Friday, Dec. 13, 1963

Closing the Loophole

When the Retail Clerks Union signed a contract with the Food Fair supermarkets in Florida in 1960, four nonunion workers protested because it included an "agency shop" clause requiring them to pay "service fees" equal to union dues. The dissenters said that this violated the right-to-work law that Florida enacted in 1944. The U.S. Supreme Court last June upheld their argument but left a question open: Is it up to the state courts or to the National Labor Relations Board to interpret and enforce right-to-work laws?

In a unanimous 8-0 decision (former Secretary of Labor Arthur Goldberg did not take part), the Supreme Court last week held that jurisdiction over right-to-work issues lies with the state courts. "It would be odd," wrote Justice William O. Douglas, "to construe [the 1947 Taft-Hartley Law] as permitting a state to prohibit the agency clause but barring it from implementing its own law."
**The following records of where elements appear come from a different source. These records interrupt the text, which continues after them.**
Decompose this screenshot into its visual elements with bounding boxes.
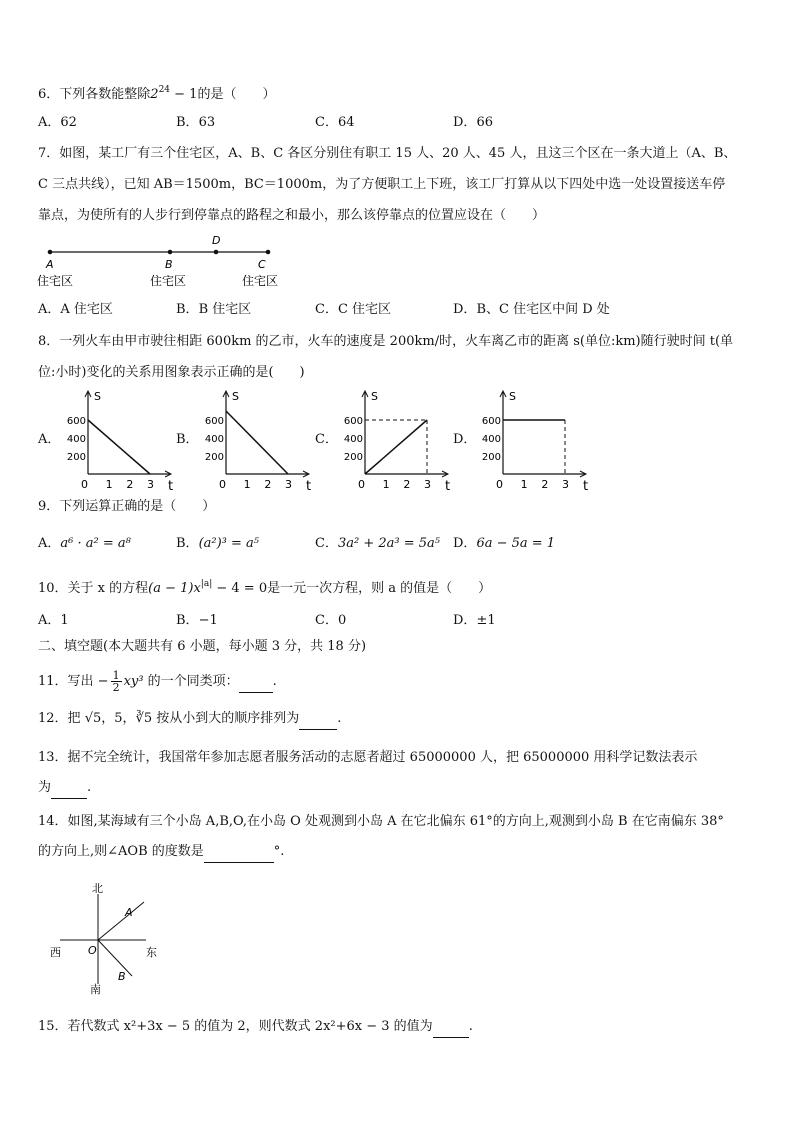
q7-line-3: 靠点，为使所有的人步行到停靠点的路程之和最小，那么该停靠点的位置应设在（ ） — [38, 208, 546, 223]
q12-answer-blank[interactable] — [299, 709, 337, 730]
option-letter: D． — [453, 115, 477, 130]
q13-line-1: 13．据不完全统计，我国常年参加志愿者服务活动的志愿者超过 65000000 人，把 65000000 用科学记数法表示 — [38, 750, 698, 765]
x-tick-label: 3 — [285, 478, 292, 491]
q6-text-before: 6．下列各数能整除 — [38, 87, 151, 102]
option-letter: A． — [38, 536, 61, 551]
q8-chart-d[interactable] — [473, 384, 591, 496]
q14-end: °. — [273, 844, 285, 859]
q8-option-d[interactable]: D． — [453, 432, 477, 447]
x-axis-label: t — [583, 479, 589, 494]
q7-option-a[interactable] — [38, 300, 113, 320]
east-label: 东 — [146, 946, 157, 959]
series-line — [226, 411, 288, 474]
option-letter: D． — [453, 302, 477, 317]
y-tick-label: 200 — [66, 452, 86, 463]
point-b — [168, 250, 173, 255]
q8-line-1: 8．一列火车由甲市驶往相距 600km 的乙市，火车的速度是 200km/时，火车离乙市的距离 s(单位:km)随行驶时间 t(单 — [38, 334, 734, 349]
ray-ob — [98, 940, 132, 976]
q14-compass-figure — [48, 880, 168, 995]
q10-text-after: 是一元一次方程，则 a 的值是（ ） — [267, 581, 492, 596]
q6-option-b[interactable] — [176, 113, 215, 133]
q15-end: . — [468, 1019, 473, 1034]
q10-stem — [38, 574, 491, 599]
q10-option-b[interactable] — [176, 611, 218, 631]
q13-answer-blank[interactable] — [51, 778, 87, 799]
point-b-label: B — [118, 970, 126, 983]
question-6-stem — [38, 80, 275, 105]
q6-option-a[interactable] — [38, 113, 77, 133]
y-tick-label: 200 — [343, 452, 363, 463]
option-letter: C． — [315, 115, 338, 130]
q9-stem: 9．下列运算正确的是（ ） — [38, 499, 216, 514]
option-letter: B． — [176, 536, 199, 551]
option-letter: B． — [176, 302, 199, 317]
q12-separator: ，5， — [101, 711, 136, 726]
q11-fraction — [111, 670, 122, 693]
option-letter: A． — [38, 302, 61, 317]
x-tick-label: 2 — [126, 478, 134, 491]
q7-option-b[interactable] — [176, 300, 251, 320]
option-letter: A． — [38, 115, 61, 130]
option-text: 0 — [337, 613, 347, 628]
ray-oa — [98, 902, 144, 940]
x-tick-label: 1 — [105, 478, 113, 491]
option-letter: B． — [176, 613, 199, 628]
q7-option-c[interactable] — [315, 300, 391, 320]
y-tick-label: 200 — [481, 452, 501, 463]
q11-prefix: 11．写出 − — [38, 674, 109, 689]
q6-option-c[interactable] — [315, 113, 355, 133]
option-letter: D． — [453, 536, 477, 551]
option-text: 1 — [60, 613, 69, 628]
q8-chart-a[interactable] — [58, 384, 176, 496]
option-text: B 住宅区 — [198, 302, 252, 317]
y-axis-label: S — [371, 390, 378, 403]
q9-option-b[interactable] — [176, 534, 259, 554]
q12-sqrt5: √5 — [84, 711, 102, 726]
q14-answer-blank[interactable] — [204, 842, 274, 863]
x-axis-label: t — [445, 479, 451, 494]
q11 — [38, 670, 277, 693]
q6-text-after: 的是（ ） — [197, 87, 276, 102]
q8-option-a[interactable]: A． — [38, 432, 61, 447]
option-letter: B． — [176, 115, 199, 130]
x-tick-label: 3 — [424, 478, 431, 491]
x-axis-label: t — [168, 479, 174, 494]
option-text: 66 — [476, 115, 493, 130]
q15-prefix: 15．若代数式 x²+3x − 5 的值为 2，则代数式 2x²+6x − 3 的值为 — [38, 1019, 433, 1034]
option-text: 6a − 5a = 1 — [476, 536, 556, 551]
q7-figure — [30, 230, 310, 292]
q7-option-d[interactable] — [453, 300, 610, 320]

The decision sealed off the loophole that labor had hoped to use to circumvent the right-to-work laws that have been passed in 20 states. Right-to-work's prime target is the union shop, in which workers must join a union to keep their jobs. To overcome resistance to such compulsory union membership, labor has written agency-shop clauses into contracts covering an estimated 1,000,000 workers. But in 19 of the right-to-work states, the agency shop is now doomed. Among them, only heavily industrialized Indiana specifically permits it, and labor's only recourse in the others is outright repeal of the right-to-work laws. And while labor has managed to repeal such laws in Delaware, Hawaii, Louisiana, Maine and New Hampshire since 1947, Indiana is the only state where it now has even a remote chance of success.

But if labor's prospects of uprooting right-to-work are dim, the prospects of the National Right-to-Work Committee, under its President S. D. Cadwal-lader, a Cincinnati railroad conductor, of planting it in new ground are even dimmer. In industrial states, right-to-work is political poison. Says one A.F.L.-C.I.O. spokesman: "I'd like to see them put it on the ballot."